All We Seabees, "Bruin Hunt"

Listen: Grooveshark | YouTube (We Own This Town live video)

Whatever exciting new discoveries we might have been making as young adults, the second Bush administration certainly did not precipitate only days of wine and roses for us angsty, left-leaning youngsters. This song, from 2006's Anne the Snake, became a staple in the Detroit transplants' live set. Though performances dropped off over time, it survived all the permutations of the band through its dissolution in 2009 (their final record, MK Ultra, is worth seeking out to hear the group with an organic electronic bent, courtesy of Aaron Irons and Zach Powers). Maybe it lasted because Bryan Fox's dystopian diatribe touched the cloud of paranoia many of us struggled with at the time, or maybe it was Dave Swartout's biting Asheton-meets-Atkins guitar that kept us rocking along. Either way, this one still stands up as a permanent reminder of how it felt to wake up in the wider world.


Heartbeater, "Lead You Astray"

Listen: ReverbNation | Vimeo (with Corey Taylor, guitar; and Austin Criner, cello)

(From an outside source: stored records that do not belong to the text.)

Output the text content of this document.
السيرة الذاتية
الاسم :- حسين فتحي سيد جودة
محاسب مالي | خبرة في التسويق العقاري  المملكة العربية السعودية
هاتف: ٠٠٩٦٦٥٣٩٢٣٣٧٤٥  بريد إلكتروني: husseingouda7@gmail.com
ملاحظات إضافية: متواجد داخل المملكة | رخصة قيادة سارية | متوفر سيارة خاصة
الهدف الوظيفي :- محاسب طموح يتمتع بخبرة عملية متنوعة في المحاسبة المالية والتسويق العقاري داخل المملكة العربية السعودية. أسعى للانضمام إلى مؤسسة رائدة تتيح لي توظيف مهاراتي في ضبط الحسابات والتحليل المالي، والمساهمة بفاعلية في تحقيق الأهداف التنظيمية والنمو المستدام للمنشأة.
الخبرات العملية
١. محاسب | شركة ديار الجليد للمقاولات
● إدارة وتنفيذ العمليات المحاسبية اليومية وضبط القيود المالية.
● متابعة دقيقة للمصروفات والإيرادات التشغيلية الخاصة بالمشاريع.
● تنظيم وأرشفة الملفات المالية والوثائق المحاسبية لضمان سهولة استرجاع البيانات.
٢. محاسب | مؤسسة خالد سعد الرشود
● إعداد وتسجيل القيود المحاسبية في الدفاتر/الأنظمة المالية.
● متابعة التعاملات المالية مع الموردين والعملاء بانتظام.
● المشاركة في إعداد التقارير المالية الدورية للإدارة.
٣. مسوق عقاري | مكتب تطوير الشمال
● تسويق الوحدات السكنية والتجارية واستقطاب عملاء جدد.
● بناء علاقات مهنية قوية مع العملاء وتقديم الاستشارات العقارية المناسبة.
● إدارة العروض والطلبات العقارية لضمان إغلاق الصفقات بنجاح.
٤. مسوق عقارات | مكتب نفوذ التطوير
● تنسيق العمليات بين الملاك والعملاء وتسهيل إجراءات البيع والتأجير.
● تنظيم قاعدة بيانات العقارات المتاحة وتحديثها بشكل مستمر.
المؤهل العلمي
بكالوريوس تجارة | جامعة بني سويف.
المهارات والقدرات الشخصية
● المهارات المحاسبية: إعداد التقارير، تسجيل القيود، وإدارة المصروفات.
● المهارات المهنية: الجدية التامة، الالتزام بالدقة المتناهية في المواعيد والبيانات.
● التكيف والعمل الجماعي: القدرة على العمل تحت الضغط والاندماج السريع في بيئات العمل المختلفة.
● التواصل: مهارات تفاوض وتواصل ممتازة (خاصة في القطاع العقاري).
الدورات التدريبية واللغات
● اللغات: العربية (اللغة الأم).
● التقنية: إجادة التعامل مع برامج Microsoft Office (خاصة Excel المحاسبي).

Though it stands perfectly well on its own, this song is also an acknowledgment of contributions to the scene from a collective of musicians who first went by Sauce Juice, a nod to their underground pizza biz, and later as the Meltface Music Faction. While members of the amorphous ensemble continue to make inventive and exciting music as Ascent of Everest and Hanzelle (don't forget past incarnations like Water Melancholy Flower, Evil Bebos or Baby Teeth Thieves), the short-lived Heartbeater made the tunes that best fit the "rock" category. Fronted by Greg Mabry, who went on to lead San Francisco's Evil Eyes, this track from the group's self-titled debut EP also features Jon Shoemaker on bass and Jeff Ehlinger (who you can currently see with Ascent of Everest and Richie) behind the kit. It's the sonic embodiment of predatory behavior, with lithe and aggressive rhythms supporting Mabry's howling guitars and hungry-eyed Thurston Moore croon.